In the latest of our PEN Atlas Mexican series, Pergentino José Ruiz stands up for his country’s indigenous languages, which ‘create a dialogue between Mexico’s oral and written traditions’.

Translated from the Spanish by Annie McDermott

Oral culture in Mexico connects the nation of today with its Mesoamerican past; it also represents the collective memory that has for centuries been contained in the spoken word. ‘In the prehispanic world, the cosmovision, the religious doctrines and the science of the ritual calendar were preserved and transmitted in two principal ways invented by the cultures of ancient Mexico: the oral tradition, and the glyphs or carvings of symbols in codices and stelae,’ says Nahuatl culture specialist Miguel León Portilla in his book Thirteen Poets of the Aztec World. Since the ancient palaces, ceremonial centres, stelae and hundreds of codices were destroyed by the Spanish conquistadores when they arrived on Mexican soil, some of our only remaining links with Mesoamerican culture are the oral traditions of the sixty-four indigenous languages still spoken in Mexico today.

The cultures of Mesoamerica were no strangers to literature, as Ángel María Garibay shows in his History of Nahuatl Literature. Indeed, Garibay argues for the existence of an autonomous poetic tradition between the years of 1430 and 1521, when the Aztecs dominated much of Mexico. He bases this claim on the ethnographic work of the Franciscan friars Bernadino de Sahagún and Andrés de Olmos, whose records of Aztec culture include sacred poems, brief narratives and prayers to the gods.

And yet ever since its first years as an independent republic, Mexico has followed a tradition that dates back to the colonial era: that of seeing indigenous culture as a barrier to progress. The state has put in place very few initiatives to preserve the languages of its original inhabitants, and indeed its stance on the issue has often been sharply contradictory. For example, in the 1920s, when the fighting of the Mexican revolution was drawing to a close, the country was at once celebrating its indigenous past and introducing education policies that required indigenous populations to speak Spanish in the name of national unity.

The country then saw the beginnings of the indigenismo movement in the 1930s, when land was shared out among the peasants under the government of Lázaro Cárdenas and linguists and anthropologists started taking a greater interest in indigenous life and culture. The movement was fundamental to maintaining the public’s focus on indigenous issues, and novelists soon aligned themselves with the cause: Rosario Castellanos, José Revueltas, Agustín Yañez, José Arreola, and of course the great Juan Rulfo with Pedro Páramo. Although Rulfo’s novel touches only briefly on the hardships faced by indigenous people, it does so with a literary brilliance that perfectly captures the mood of Mexican intellectual life in the 1950s.

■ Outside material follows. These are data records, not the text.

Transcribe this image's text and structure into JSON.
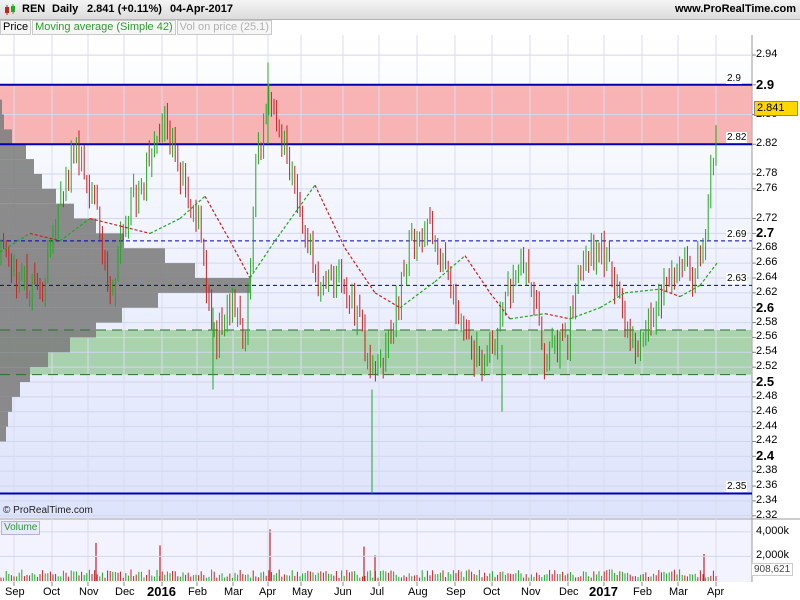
{
  "header": {
    "ticker": "REN",
    "period": "Daily",
    "quote": "2.841 (+0.11%)",
    "date": "04-Apr-2017",
    "site": "www.ProRealTime.com"
  },
  "legend": {
    "price": "Price",
    "ma": "Moving average (Simple 42)",
    "vbp": "Vol on price (25.1)"
  },
  "copyright": "© ProRealTime.com",
  "volume_label": "Volume",
  "last_price": "2.841",
  "last_volume": "908,621",
  "colors": {
    "up": "#1faa1f",
    "down": "#cc2020",
    "resistance_zone": "#f7a3a3",
    "support_zone": "#97cc99",
    "level_line": "#0000b4",
    "profile": "#7f7f7f",
    "price_badge": "#ffd700"
  },
  "chart_data": [
    {
      "type": "candlestick",
      "title": "REN Daily",
      "x_ticks": [
        "Sep",
        "Oct",
        "Nov",
        "Dec",
        "2016",
        "Feb",
        "Mar",
        "Apr",
        "May",
        "Jun",
        "Jul",
        "Aug",
        "Sep",
        "Oct",
        "Nov",
        "Dec",
        "2017",
        "Feb",
        "Mar",
        "Apr"
      ],
      "y_ticks": [
        "2.94",
        "2.9",
        "2.86",
        "2.82",
        "2.78",
        "2.76",
        "2.72",
        "2.7",
        "2.68",
        "2.66",
        "2.64",
        "2.62",
        "2.6",
        "2.58",
        "2.56",
        "2.54",
        "2.52",
        "2.5",
        "2.48",
        "2.46",
        "2.44",
        "2.42",
        "2.4",
        "2.38",
        "2.36",
        "2.34",
        "2.32"
      ],
      "ylim": [
        2.317,
        2.967
      ],
      "grid": true,
      "series": [
        {
          "name": "Price"
        },
        {
          "name": "Moving average (Simple 42)"
        },
        {
          "name": "Vol on price (25.1)"
        }
      ],
      "levels": [
        {
          "value": 2.9,
          "label": "2.9",
          "style": "solid"
        },
        {
          "value": 2.82,
          "label": "2.82",
          "style": "solid"
        },
        {
          "value": 2.69,
          "label": "2.69",
          "style": "dashed"
        },
        {
          "value": 2.63,
          "label": "2.63",
          "style": "dashed"
        },
        {
          "value": 2.35,
          "label": "2.35",
          "style": "solid"
        }
      ],
      "zones": [
        {
          "from": 2.82,
          "to": 2.9,
          "color": "#f7a3a3"
        },
        {
          "from": 2.51,
          "to": 2.57,
          "color": "#97cc99"
        }
      ],
      "close_path": [
        {
          "x": 0,
          "close": 2.67
        },
        {
          "x": 20,
          "close": 2.64
        },
        {
          "x": 40,
          "close": 2.62
        },
        {
          "x": 60,
          "close": 2.74
        },
        {
          "x": 75,
          "close": 2.82
        },
        {
          "x": 95,
          "close": 2.74
        },
        {
          "x": 110,
          "close": 2.61
        },
        {
          "x": 125,
          "close": 2.72
        },
        {
          "x": 145,
          "close": 2.78
        },
        {
          "x": 165,
          "close": 2.86
        },
        {
          "x": 185,
          "close": 2.76
        },
        {
          "x": 200,
          "close": 2.7
        },
        {
          "x": 215,
          "close": 2.55
        },
        {
          "x": 230,
          "close": 2.6
        },
        {
          "x": 245,
          "close": 2.56
        },
        {
          "x": 255,
          "close": 2.78
        },
        {
          "x": 268,
          "close": 2.9
        },
        {
          "x": 285,
          "close": 2.82
        },
        {
          "x": 300,
          "close": 2.74
        },
        {
          "x": 320,
          "close": 2.62
        },
        {
          "x": 340,
          "close": 2.64
        },
        {
          "x": 360,
          "close": 2.58
        },
        {
          "x": 375,
          "close": 2.49
        },
        {
          "x": 390,
          "close": 2.56
        },
        {
          "x": 410,
          "close": 2.68
        },
        {
          "x": 430,
          "close": 2.7
        },
        {
          "x": 450,
          "close": 2.63
        },
        {
          "x": 475,
          "close": 2.53
        },
        {
          "x": 495,
          "close": 2.55
        },
        {
          "x": 510,
          "close": 2.62
        },
        {
          "x": 525,
          "close": 2.66
        },
        {
          "x": 545,
          "close": 2.53
        },
        {
          "x": 565,
          "close": 2.55
        },
        {
          "x": 580,
          "close": 2.64
        },
        {
          "x": 600,
          "close": 2.69
        },
        {
          "x": 615,
          "close": 2.62
        },
        {
          "x": 630,
          "close": 2.57
        },
        {
          "x": 640,
          "close": 2.54
        },
        {
          "x": 650,
          "close": 2.59
        },
        {
          "x": 665,
          "close": 2.63
        },
        {
          "x": 680,
          "close": 2.66
        },
        {
          "x": 695,
          "close": 2.64
        },
        {
          "x": 705,
          "close": 2.7
        },
        {
          "x": 712,
          "close": 2.8
        },
        {
          "x": 717,
          "close": 2.841
        }
      ],
      "ma42": [
        {
          "x": 0,
          "v": 2.675
        },
        {
          "x": 30,
          "v": 2.7
        },
        {
          "x": 60,
          "v": 2.69
        },
        {
          "x": 90,
          "v": 2.72
        },
        {
          "x": 120,
          "v": 2.71
        },
        {
          "x": 150,
          "v": 2.7
        },
        {
          "x": 180,
          "v": 2.72
        },
        {
          "x": 205,
          "v": 2.75
        },
        {
          "x": 230,
          "v": 2.69
        },
        {
          "x": 250,
          "v": 2.64
        },
        {
          "x": 275,
          "v": 2.69
        },
        {
          "x": 315,
          "v": 2.765
        },
        {
          "x": 345,
          "v": 2.68
        },
        {
          "x": 375,
          "v": 2.62
        },
        {
          "x": 400,
          "v": 2.6
        },
        {
          "x": 435,
          "v": 2.635
        },
        {
          "x": 465,
          "v": 2.67
        },
        {
          "x": 490,
          "v": 2.62
        },
        {
          "x": 510,
          "v": 2.585
        },
        {
          "x": 545,
          "v": 2.592
        },
        {
          "x": 570,
          "v": 2.585
        },
        {
          "x": 600,
          "v": 2.6
        },
        {
          "x": 625,
          "v": 2.62
        },
        {
          "x": 660,
          "v": 2.625
        },
        {
          "x": 680,
          "v": 2.615
        },
        {
          "x": 700,
          "v": 2.63
        },
        {
          "x": 717,
          "v": 2.66
        }
      ],
      "volume_profile": [
        {
          "price": 2.87,
          "width": 2
        },
        {
          "price": 2.85,
          "width": 4
        },
        {
          "price": 2.83,
          "width": 12
        },
        {
          "price": 2.81,
          "width": 26
        },
        {
          "price": 2.79,
          "width": 34
        },
        {
          "price": 2.77,
          "width": 42
        },
        {
          "price": 2.75,
          "width": 56
        },
        {
          "price": 2.73,
          "width": 74
        },
        {
          "price": 2.71,
          "width": 96
        },
        {
          "price": 2.69,
          "width": 124
        },
        {
          "price": 2.67,
          "width": 165
        },
        {
          "price": 2.65,
          "width": 195
        },
        {
          "price": 2.63,
          "width": 250
        },
        {
          "price": 2.61,
          "width": 158
        },
        {
          "price": 2.59,
          "width": 122
        },
        {
          "price": 2.57,
          "width": 96
        },
        {
          "price": 2.55,
          "width": 70
        },
        {
          "price": 2.53,
          "width": 48
        },
        {
          "price": 2.51,
          "width": 30
        },
        {
          "price": 2.49,
          "width": 20
        },
        {
          "price": 2.47,
          "width": 12
        },
        {
          "price": 2.45,
          "width": 8
        },
        {
          "price": 2.43,
          "width": 6
        }
      ]
    },
    {
      "type": "bar",
      "title": "Volume",
      "y_ticks": [
        "4,000k",
        "2,000k"
      ],
      "ylim": [
        0,
        4800000
      ],
      "spikes": [
        {
          "x": 96,
          "value": 3100000
        },
        {
          "x": 160,
          "value": 2900000
        },
        {
          "x": 270,
          "value": 4200000
        },
        {
          "x": 364,
          "value": 2800000
        },
        {
          "x": 375,
          "value": 2100000
        },
        {
          "x": 704,
          "value": 2200000
        }
      ],
      "last_value": "908,621"
    }
  ]
}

Nowadays, the situation of speakers in indigenous languages varies enormously depending on the region of the country. Some languages, including Nahuatl, Maya, Mixtec and Zapotec, are spoken by more than half a million people each, according to the National Institute of Indigenous Languages. For others, however, the situation is critical: Ixcatec, Kiliwa, Ixil, Papai and Cucapa, for example, have fewer than five hundred speakers each. If people from these latter cultures can be encouraged to write, it will reveal a legacy of legends, mythologies and beliefs that have been present in their speech for centuries; it will make way for other values, other conceptions of existence, in a Mexico that tends more and more towards cultural homogeneity. It will formalise and preserve their writing systems, vocabularies and grammars, and it will shine a light on the country’s cultural diversity and Mesoamerican heritage that has held on for centuries and refuses to disappear.

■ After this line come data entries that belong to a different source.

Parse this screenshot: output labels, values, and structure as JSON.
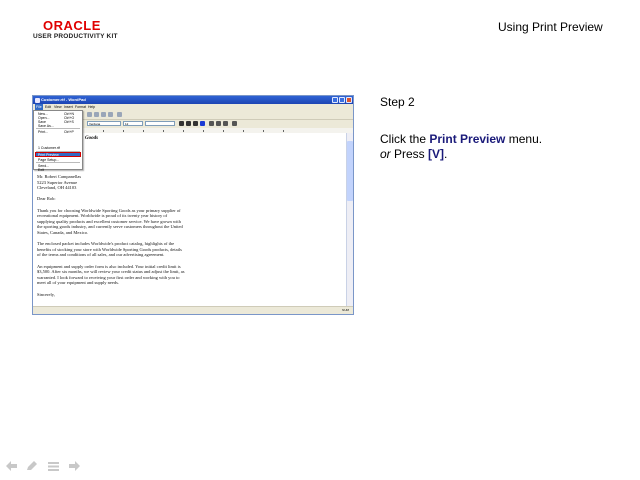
{
  "header": {
    "brand": "ORACLE",
    "product": "USER PRODUCTIVITY KIT",
    "page_title": "Using Print Preview"
  },
  "screenshot": {
    "window_title": "Customer.rtf - WordPad",
    "menu": [
      "File",
      "Edit",
      "View",
      "Insert",
      "Format",
      "Help"
    ],
    "font_name": "Verdana",
    "font_size": "12",
    "file_menu": [
      {
        "label": "New...",
        "shortcut": "Ctrl+N"
      },
      {
        "label": "Open...",
        "shortcut": "Ctrl+O"
      },
      {
        "label": "Save",
        "shortcut": "Ctrl+S"
      },
      {
        "label": "Save As...",
        "shortcut": ""
      },
      {
        "label": "Print...",
        "shortcut": "Ctrl+P"
      },
      {
        "label": "Print Preview",
        "shortcut": ""
      },
      {
        "label": "Page Setup...",
        "shortcut": ""
      },
      {
        "label": "1 Customer.rtf",
        "shortcut": ""
      },
      {
        "label": "Send...",
        "shortcut": ""
      },
      {
        "label": "Exit",
        "shortcut": ""
      }
    ],
    "doc_heading": "Goods",
    "doc_lines": [
      "Mr. Robert Campanellas",
      "5223 Superior Avenue",
      "Cleveland, OH  44103",
      "",
      "Dear Rob:",
      "",
      "Thank you for choosing Worldwide Sporting Goods as your primary supplier of",
      "recreational equipment. Worldwide is proud of its twenty year history of",
      "supplying quality products and excellent customer service. We have grown with",
      "the sporting goods industry, and currently serve customers throughout the United",
      "States, Canada, and Mexico.",
      "",
      "The enclosed packet includes Worldwide's product catalog, highlights of the",
      "benefits of stocking your store with Worldwide Sporting Goods products, details",
      "of the terms and conditions of all sales, and our advertising agreement.",
      "",
      "An equipment and supply order form is also included. Your initial credit limit is",
      "$3,500. After six months, we will review your credit status and adjust the limit, as",
      "warranted. I look forward to receiving your first order and working with you to",
      "meet all of your equipment and supply needs.",
      "",
      "Sincerely,"
    ],
    "status": "NUM"
  },
  "instructions": {
    "step": "Step 2",
    "line1_pre": "Click the ",
    "line1_bold": "Print Preview",
    "line1_post": " menu.",
    "line2_or": "or",
    "line2_pre": " Press ",
    "line2_key": "[V]",
    "line2_post": "."
  },
  "nav": {
    "icons": [
      "back-arrow-icon",
      "pen-icon",
      "menu-icon",
      "forward-arrow-icon"
    ],
    "color": "#c8c8c8"
  }
}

In my case, I speak and write fiction in Zapotec, and to give you an idea of how that language is structured I will use the example of the many metaphors in our everyday speech that are based on the word heart. There is the greeting ‘Nza nzo laxoa?‘ (‘How is your heart?’, which corresponds to ‘How are you?’). There are ways of describing moods: ‘nabil nzo laxond‘ (‘my heart is sad’), and ‘nalee nzo laxond‘ (‘my heart is happy’). There are also expressions that go deeper, such as ‘Na kap nak la, na nzod rend laxoa‘ (‘You feel nothing, there is no blood in your heart’). If we write literature in indigenous languages, we create a dialogue between Mexico’s oral and written traditions. We infuse our written culture with the collective memory and magical thinking that are still scattered throughout people’s speech in this country, and, in doing so, we keep our Mesoamerican heritage alive.